LOS ANGELES — Following House approval of a much-debated health-care bill, the president of Children’s Hospital Los Angeles — which received national attention when talk show host Jimmy Kimmel lauded the hospital’s care of his newborn son — reiterated the importance of ensuring children have access to medical care.
Kimmel “has had a tremendous impact in raising awareness about a very critical issue at a critical time in our country,” Children’s Hospital President and CEO Paul Viviano said. “We agree with Mr. Kimmel that every child should have access to the pediatric medical care they need.”
Children’s Hospital Los Angeles saw a spike in calls from potential donors following Kimmel’s emotional monologue May 1, during which he fought back tears while describing the birth of his son, Billy, and the emergency surgery the boy underwent three days later to repair a heart defect.
At the end of his monologue on “Jimmy Kimmel Live,” Kimmel made an emotional plea to Congress, saying that eliminating insurance coverage for people with pre-existing conditions will endanger lives.
“Before 2014, if you were born with congenital heart disease, like my son was, there was a good chance you’d never be able to get health insurance because you had a pre-existing condition,” Kimmel said. “And if your parents didn’t have medical insurance, you might not even live long [enough] to even get denied because of a pre-existing condition.”
Viviano thanked Kimmel for his remarks on the issue of children’s health.
“His powerful statements highlight the importance of considering the impact on children of any proposed health legislation, including changes that could devastate access to care for children with pre-existing conditions, like his newborn son, and the importance of continued medical and research funding,” Viviano said.
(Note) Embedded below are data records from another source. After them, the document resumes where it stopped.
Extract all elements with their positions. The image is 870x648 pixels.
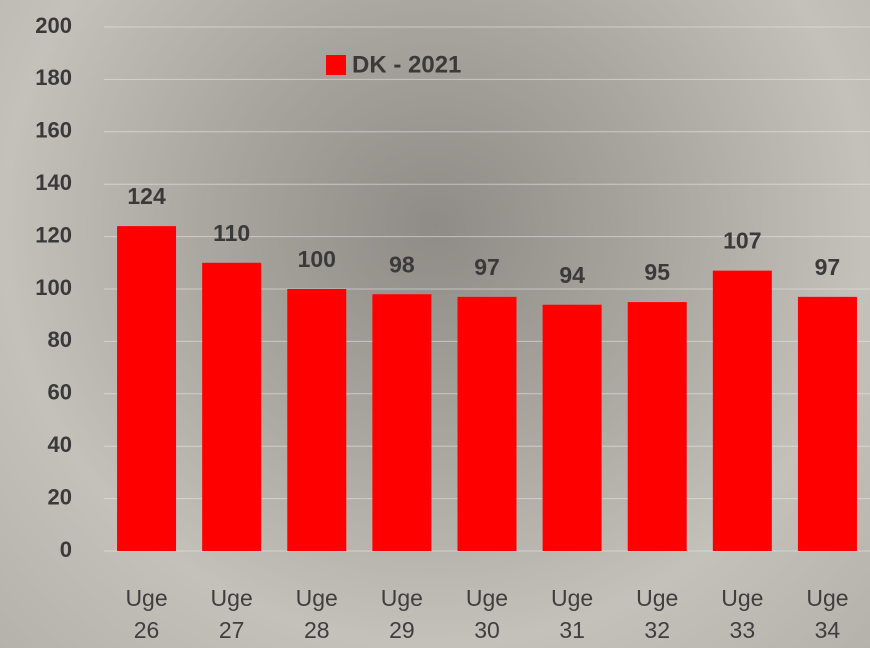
y-tick-label: 180 [35, 65, 72, 90]
data-label: 98 [389, 251, 415, 277]
x-tick-label: Uge 26 [112, 582, 182, 646]
x-tick-label: Uge 27 [197, 582, 267, 646]
data-label: 100 [298, 246, 336, 272]
bar [798, 297, 857, 551]
data-label: 94 [559, 262, 585, 288]
x-tick-label: Uge 29 [367, 582, 437, 646]
bar [628, 302, 687, 551]
bar [372, 294, 431, 551]
bar [458, 297, 517, 551]
data-label: 97 [815, 254, 841, 280]
x-tick-label: Uge 30 [452, 582, 522, 646]
data-label: 97 [474, 254, 500, 280]
legend-label: DK - 2021 [352, 51, 461, 78]
bar [543, 305, 602, 551]
x-tick-label: Uge 28 [282, 582, 352, 646]
y-tick-label: 60 [48, 380, 72, 405]
y-tick-label: 40 [48, 432, 72, 457]
bar [287, 289, 346, 551]
x-tick-label: Uge 33 [707, 582, 777, 646]
data-label: 110 [213, 220, 250, 246]
data-label: 107 [723, 228, 761, 254]
data-label: 95 [644, 259, 670, 285]
y-tick-label: 160 [35, 118, 72, 143]
x-tick-label: Uge 34 [792, 582, 862, 646]
legend-swatch [326, 55, 346, 75]
y-tick-label: 0 [60, 537, 72, 562]
x-tick-label: Uge 32 [622, 582, 692, 646]
bar [202, 263, 261, 551]
y-tick-label: 20 [48, 484, 72, 509]
chart-svg: 0 20 40 60 80 100 120 140 160 180 200 124 110 100 98 97… [0, 0, 870, 648]
y-tick-label: 80 [48, 327, 72, 352]
bar [713, 271, 772, 551]
data-label: 124 [127, 183, 166, 209]
y-tick-label: 120 [35, 222, 72, 247]
y-tick-label: 200 [35, 13, 72, 38]
x-tick-label: Uge 31 [537, 582, 607, 646]
chart: 0 20 40 60 80 100 120 140 160 180 200 124 110 100 98 97… [0, 0, 870, 648]
bar [117, 226, 176, 551]
y-tick-label: 140 [35, 170, 72, 195]
y-tick-label: 100 [35, 275, 72, 300]
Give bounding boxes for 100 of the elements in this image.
“The need for sustained National Institutes of Health funding is vital to pediatric care because lifesaving techniques and therapies like those that helped Billy Kimmel are developed through federally funded research studies,” he said. “A strong [National Institutes of Health] is needed to continue the vital work of creating new pediatric treatments for heart disease, cancer, diabetes and other medical conditions in children.”
Republican leaders have insisted that the legislation narrowly passed in the House of Representatives May 4 will provide options for people with pre-existing conditions. White House officials said that under the bill, nobody can be denied coverage for pre-existing conditions, with $120 billion in funding earmarked for states to cover the costs for people with such conditions.
White House press secretary Sean Spicer said earlier last week the American Health Care Act is a bill “that gives [Americans] the care that they need, that allows them to go see a doctor, that covers pre-existing conditions and does so in a way that’s not going to be out of range and unaffordable for most Americans.”
Democrats blasted such claims, insisting that millions of people with pre-existing conditions will either lose coverage or be forced to pay unaffordable premiums.
“Trumpcare will embezzle health care from 24 million hard-working Americans, with no replacement plan to expand coverage to any currently uninsured individuals,” said Rep. Lucille Roybal-Allard, D-Commerce. “This bill will destroy protections for the 133 million Americans who have pre-existing conditions, making it all but impossible for these Americans fighting illnesses to afford the health coverage they desperately need.”
In a celebratory news conference at the White House, President Donald Trump did not specifically address the issue of pre-existing conditions, but said that under the pending legislation, which now moves to the U.S. Senate, “premiums will be coming down. Yes, deductibles will be coming down.”
“Right now, the insurance companies are fleeing,” he said. “It’s been a catastrophe. And this is a great plan. I actually think it will get even better.”